My attempt: It’s easy to check $x\times (0,1)=(x\times 0, x\times 1)$, where $x\in I=[0,1]$. Let $f:[a,b]\to I_0^2 $ be a path from $0\times 0$ to $1\times 1$. By intermediate value theorem, $f$ is surjective. Since $x\times (0,1) \neq \emptyset$ and $f$ is surjective, $U_x=f^{-1}(x\times (0,1))\neq \emptyset$ and $U_x \subseteq [a,b]$. Since $f$ is continuous and $x\times (0,1) =(x\times 0, x\times 1)\in \mathcal{T}_{I_0^2}$, $U_x\in \mathcal{T}_{[a,b]}=\mathcal{T}_s =\{ [a,b]\cap V|V\in \mathcal{T}_\Bbb{R} \}$(subspace topology inherits from $\Bbb{R}$). $\forall x\in I$, $\exists z\in U_x$, because $U_x\neq \emptyset$. Since $U_x\in \mathcal{T}_s$ and $z\in U_x$, $\exists (e,f)\in \mathcal{B}_{[a,b]}=\{ B\cap [a,b]| B\in \mathcal{B_{\Bbb{R}}}\}$ such that $z\in (e,f) \subseteq U_x$. Interval $(e,f)$ intersect rational and irrational points. So $\forall x\in I,\exists q_x\in (e,f)\subseteq U_x$ such that $q_x\in \Bbb{Q}$. Munkres skipped this detail of existence of rational number in $U_x$.

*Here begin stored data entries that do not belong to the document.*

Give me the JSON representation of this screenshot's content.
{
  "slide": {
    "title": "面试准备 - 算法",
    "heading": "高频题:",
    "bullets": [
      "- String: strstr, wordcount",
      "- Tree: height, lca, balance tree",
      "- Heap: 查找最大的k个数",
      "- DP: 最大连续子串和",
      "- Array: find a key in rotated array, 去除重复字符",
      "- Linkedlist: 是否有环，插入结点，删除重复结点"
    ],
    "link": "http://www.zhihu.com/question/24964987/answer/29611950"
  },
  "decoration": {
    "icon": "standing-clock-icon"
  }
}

Note $U_x\cap U_y=\emptyset$, since $f^{-1}(x\times (0,1)) \cap f^{-1}(y\times (0,1))=f^{-1}([x\times (0,1)] \cap [y\times (0,1)] )=f^{-1}(\emptyset)=\emptyset$. So $q_x \neq q_y$, if $x\neq y$ where $x,y\in [0,1]$. Map $g:I\to \Bbb{Q}$ defined by $g(x)=q_x ,\forall x\in I$ is injective. $g(I)\subset \Bbb{Q}$. Since $g(I)$ is not finite and $\Bbb{Q}$ is countable, $g(I)$ is countable. Since $g$ is injective, $|I|=|g(I)|$. Thus $I=[0,1]$ is countable. Thus we reach contradiction. Can this argument made more precise? because I don’t feel satisfy with my proof.
Best Answer
Basic fact: the lexicographic square $X$ is not separable (but it is compact and thus also Lindelöf; it follows it’s not metrisable).
It’s connected because it’s a linear continuum (which Munkres also shows in the text).
If $f: [0,1] \to X$ is a continuous path from $0\times0$ to $1\times1$ it must indeed be surjective by connectedness and as $[0,1]$ is separable, so is $X$ contradiction. So no path exists.